The Fargo Veterans Affairs hospital, which has federally implemented vaccine requirements, also reported high compliance with their policy. Ross Tweten, a spokesperson for the Fargo VA, said more than 90% of the hospital’s employees have been vaccinated, a share they expect to keep rising ahead of a deadline for non-medical staff next month.
In Grand Forks, Altru reported that 77% of its employees were fully vaccinated as of Oct. 14, up almost 12 percentage points from the time of the provider’s mandate announcement in August. Spokeswoman Annie Bonzer said 10% of Altru staff have been approved for medical, religious or philosophical exemptions, and the hospital is still working to get the remainder of its employees in compliance before their mid-November deadline.
Meanwhile, Jamestown Regional Medical Center has not implemented a mandate and reported a 64% staff vaccination rate as of Wednesday, said Marketing Manager Katie Ryan-Anderson. That’s only 10% higher than Stutsman County’s vaccination rate for eligible residents, according to the Centers for Disease Control and Prevention.
Ryan-Anderson said leadership at the 25-bed facility is still considering whether to issue a shot requirement and expects the federal government to create a mandate for all hospitals anyway.
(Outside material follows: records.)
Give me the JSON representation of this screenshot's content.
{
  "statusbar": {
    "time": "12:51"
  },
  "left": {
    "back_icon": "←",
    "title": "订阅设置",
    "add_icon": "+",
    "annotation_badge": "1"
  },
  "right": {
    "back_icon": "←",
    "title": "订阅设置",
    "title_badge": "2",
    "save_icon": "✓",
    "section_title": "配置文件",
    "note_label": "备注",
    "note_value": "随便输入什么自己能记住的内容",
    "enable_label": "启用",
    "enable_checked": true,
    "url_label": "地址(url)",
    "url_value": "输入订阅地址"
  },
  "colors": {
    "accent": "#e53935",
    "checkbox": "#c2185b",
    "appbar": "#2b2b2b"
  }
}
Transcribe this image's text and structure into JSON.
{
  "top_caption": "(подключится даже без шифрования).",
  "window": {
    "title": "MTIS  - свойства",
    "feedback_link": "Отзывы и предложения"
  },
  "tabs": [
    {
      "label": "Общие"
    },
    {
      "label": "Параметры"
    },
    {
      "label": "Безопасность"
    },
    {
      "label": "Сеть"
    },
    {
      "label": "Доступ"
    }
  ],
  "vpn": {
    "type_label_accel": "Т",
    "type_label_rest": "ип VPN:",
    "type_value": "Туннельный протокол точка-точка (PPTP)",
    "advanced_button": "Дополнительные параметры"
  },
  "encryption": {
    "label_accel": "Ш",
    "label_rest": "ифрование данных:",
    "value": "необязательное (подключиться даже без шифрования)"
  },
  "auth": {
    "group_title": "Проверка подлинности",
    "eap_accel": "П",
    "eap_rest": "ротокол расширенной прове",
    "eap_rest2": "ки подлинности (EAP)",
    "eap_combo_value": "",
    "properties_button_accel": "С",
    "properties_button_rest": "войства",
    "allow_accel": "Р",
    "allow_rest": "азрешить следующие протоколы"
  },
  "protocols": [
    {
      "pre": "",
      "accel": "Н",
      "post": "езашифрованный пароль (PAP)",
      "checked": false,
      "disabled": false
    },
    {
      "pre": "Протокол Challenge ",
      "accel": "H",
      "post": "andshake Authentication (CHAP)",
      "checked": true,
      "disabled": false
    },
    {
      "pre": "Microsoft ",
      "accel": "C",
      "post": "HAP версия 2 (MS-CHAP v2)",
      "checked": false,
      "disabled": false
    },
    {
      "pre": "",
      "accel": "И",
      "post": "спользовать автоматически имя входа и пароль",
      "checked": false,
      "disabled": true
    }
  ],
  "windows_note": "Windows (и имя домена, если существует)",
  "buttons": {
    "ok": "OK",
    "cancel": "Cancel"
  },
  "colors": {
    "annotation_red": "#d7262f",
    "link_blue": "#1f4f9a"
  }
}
Still, North Dakota’s hospitals with vaccine requirements aren’t worried about losing staff who refuse to get inoculated, said Blasl, who noted vaccine-skeptic employees have been able to avoid the mandates through medical and religious exemptions.
McDonough said only a slim fraction of employees have a legitimate reason to skirt the mandate, adding hospitals should want the immunization rate close to 100% to avoid COVID-19 outbreaks among staff during a time when the facilities need all hands on deck. However, McDonough acknowledged that hospitals are “between a rock and a hard place” because of staffing shortages and can’t afford to let qualified staffers walk away.
Many of the hospitals that have not mandated the shot, particularly those in rural areas, are waiting for a federal COVID-19 vaccine requirement to drop, Blasl said. Once guidance from Washington comes out, facilities will have a better idea of how quickly they need to get their employees vaccinated, he said.